Semanas después de ese, para la monja, sorpresivo hecho, el arzobispo José Mora y del Río fue desterrado del país.

“¡Ah!, entonces el nagual se posesionó de Obregón y no de Calles…”, dilucidó la religiosa con un dejo de pena. En seguida repitió las palabras que había pronunciado en el convento cuando el jerarca católico llegó enfermo y delirando: “¡Alguien tiene que seguir al nagual hasta su guarida! ¡Dicen que para destruirlo hay que robarle la parte del cuerpo de la que se desprendió! ¡Son los ojos lo que debe robársele…!”

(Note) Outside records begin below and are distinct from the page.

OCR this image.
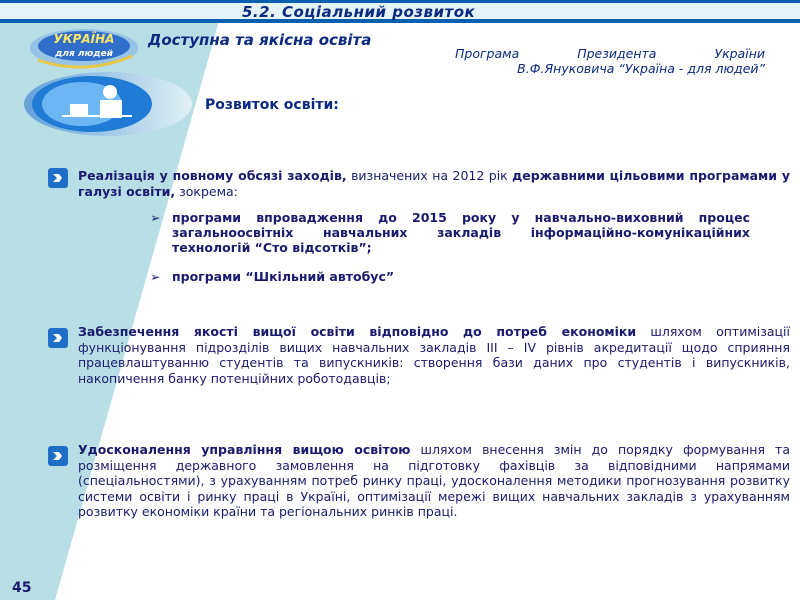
5.2. Соціальний розвиток
УКРАЇНА
для людей
Доступна та якісна освіта
Програма	Президента	України
В.Ф.Януковича “Україна - для людей”
Розвиток освіти:
Реалізація у повному обсязі заходів, визначених на 2012 рік державними цільовими програмами у галузі освіти, зокрема:
➢ програми впровадження до 2015 року у навчально-виховний процес загальноосвітніх навчальних закладів інформаційно-комунікаційних технологій “Сто відсотків”;
➢ програми “Шкільний автобус”
Забезпечення якості вищої освіти відповідно до потреб економіки шляхом оптимізації функціонування підрозділів вищих навчальних закладів ІІІ – ІV рівнів акредитації щодо сприяння працевлаштуванню студентів та випускників: створення бази даних про студентів і випускників, накопичення банку потенційних роботодавців;
Удосконалення управління вищою освітою шляхом внесення змін до порядку формування та розміщення державного замовлення на підготовку фахівців за відповідними напрямами (спеціальностями), з урахуванням потреб ринку праці, удосконалення методики прогнозування розвитку системи освіти і ринку праці в Україні, оптимізації мережі вищих навчальних закладів з урахуванням розвитку економіки країни та регіональних ринків праці.
45
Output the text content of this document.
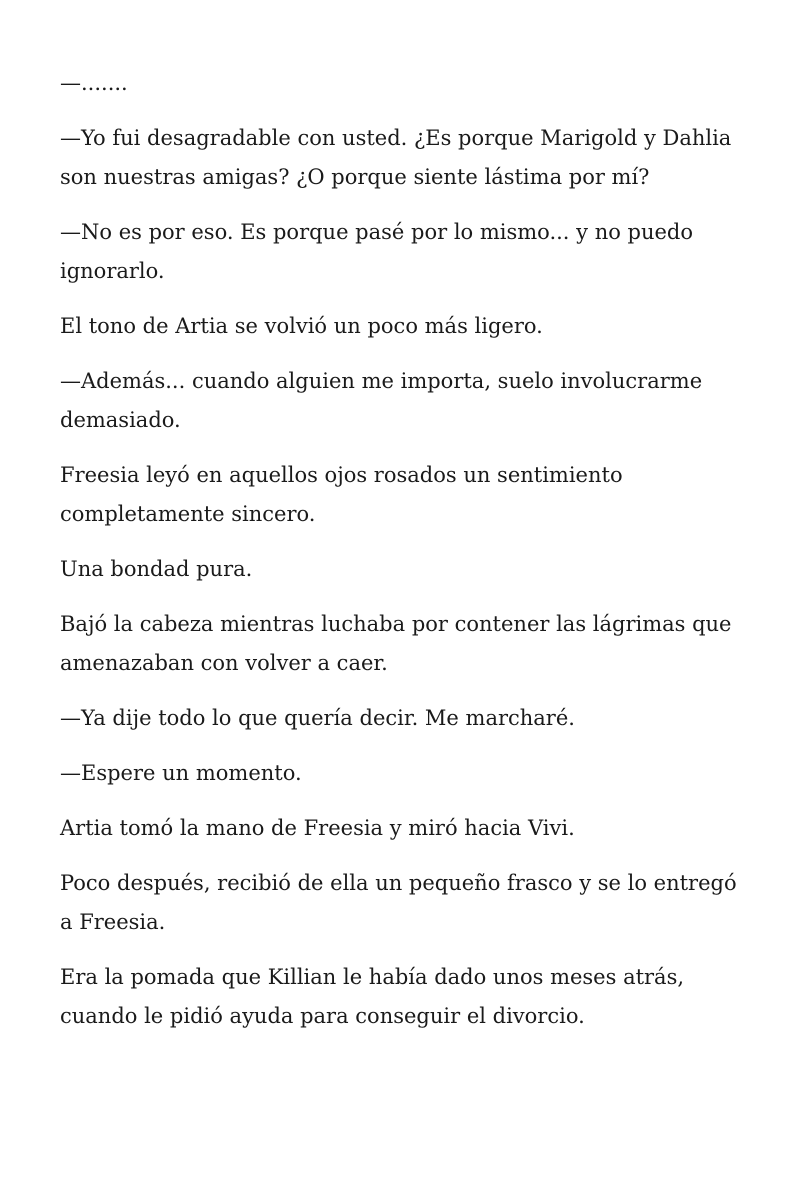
—.......

—Yo fui desagradable con usted. ¿Es porque Marigold y Dahlia son nuestras amigas? ¿O porque siente lástima por mí?

—No es por eso. Es porque pasé por lo mismo... y no puedo ignorarlo.

El tono de Artia se volvió un poco más ligero.

—Además... cuando alguien me importa, suelo involucrarme demasiado.

Freesia leyó en aquellos ojos rosados un sentimiento completamente sincero.

Una bondad pura.

Bajó la cabeza mientras luchaba por contener las lágrimas que amenazaban con volver a caer.

—Ya dije todo lo que quería decir. Me marcharé.

—Espere un momento.

Artia tomó la mano de Freesia y miró hacia Vivi.

Poco después, recibió de ella un pequeño frasco y se lo entregó a Freesia.

Era la pomada que Killian le había dado unos meses atrás, cuando le pidió ayuda para conseguir el divorcio.
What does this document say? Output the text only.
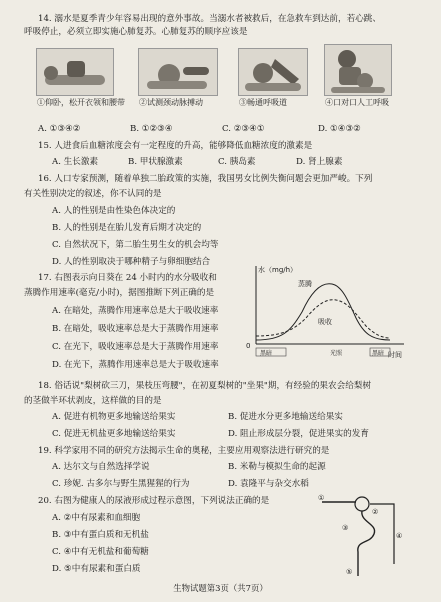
14. 溺水是夏季青少年容易出现的意外事故。当溺水者被救后，在急救车到达前，若心跳、
呼吸停止，必须立即实施心肺复苏。心肺复苏的顺序应该是
①仰卧，松开衣领和腰带 ②试测颈动脉搏动	③畅通呼吸道	④口对口人工呼吸
A. ①③④②	B. ①②③④	C. ②③④①	D. ①④③②
15. 人进食后血糖浓度会有一定程度的升高，能够降低血糖浓度的激素是
A. 生长激素	B. 甲状腺激素	C. 胰岛素	D. 肾上腺素
16. 人口专家预测，随着单独二胎政策的实施，我国男女比例失衡问题会更加严峻。下列
有关性别决定的叙述，你不认同的是
A. 人的性别是由性染色体决定的
B. 人的性别是在胎儿发育后期才决定的
C. 自然状况下，第二胎生男生女的机会均等
D. 人的性别取决于哪种精子与卵细胞结合
17. 右图表示向日葵在 24 小时内的水分吸收和
蒸腾作用速率(毫克/小时)，据图推断下列正确的是
A. 在暗处，蒸腾作用速率总是大于吸收速率
B. 在暗处，吸收速率总是大于蒸腾作用速率
C. 在光下，吸收速率总是大于蒸腾作用速率
D. 在光下，蒸腾作用速率总是大于吸收速率
水（mg/h）
0
时间
蒸腾
吸收
黑暗	光照	黑暗
18. 俗话说"梨树砍三刀，果枝压弯腰"，在初夏梨树的"坐果"期，有经验的果农会给梨树
的茎做半环状剥皮，这样做的目的是
A. 促进有机物更多地输送给果实	B. 促进水分更多地输送给果实
C. 促进无机盐更多地输送给果实	D. 阻止形成层分裂，促进果实的发育
19. 科学家用不同的研究方法揭示生命的奥秘，主要应用观察法进行研究的是
A. 达尔文与自然选择学说	B. 米勒与模拟生命的起源
C. 珍妮. 古多尔与野生黑猩猩的行为	D. 袁隆平与杂交水稻
20. 右图为健康人的尿液形成过程示意图，下列说法正确的是
A. ②中有尿素和血细胞
B. ③中有蛋白质和无机盐
C. ④中有无机盐和葡萄糖
D. ⑤中有尿素和蛋白质
①
②
③
④
⑤
生物试题第3页（共7页）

“¡Estaba confundida! —recapituló la religiosa levantando la voz con el entusiasmo que pudo haber mostrado Arquímedes cuando descubrió la forma de calcular el volumen de los cuerpos. Miró hacia el cielo. Puso sus rodillas en la fría y áspera losa y con las palmas de sus manos unidas oró mirando al infinito—: ¡Ahora sé a ciencia cierta que el nagual es Álvaro Obregón! Señor; dame fuerza e ilumíname para que tenga éxito la misión de tus siete hijos, los que salvaremos a nuestra religión.”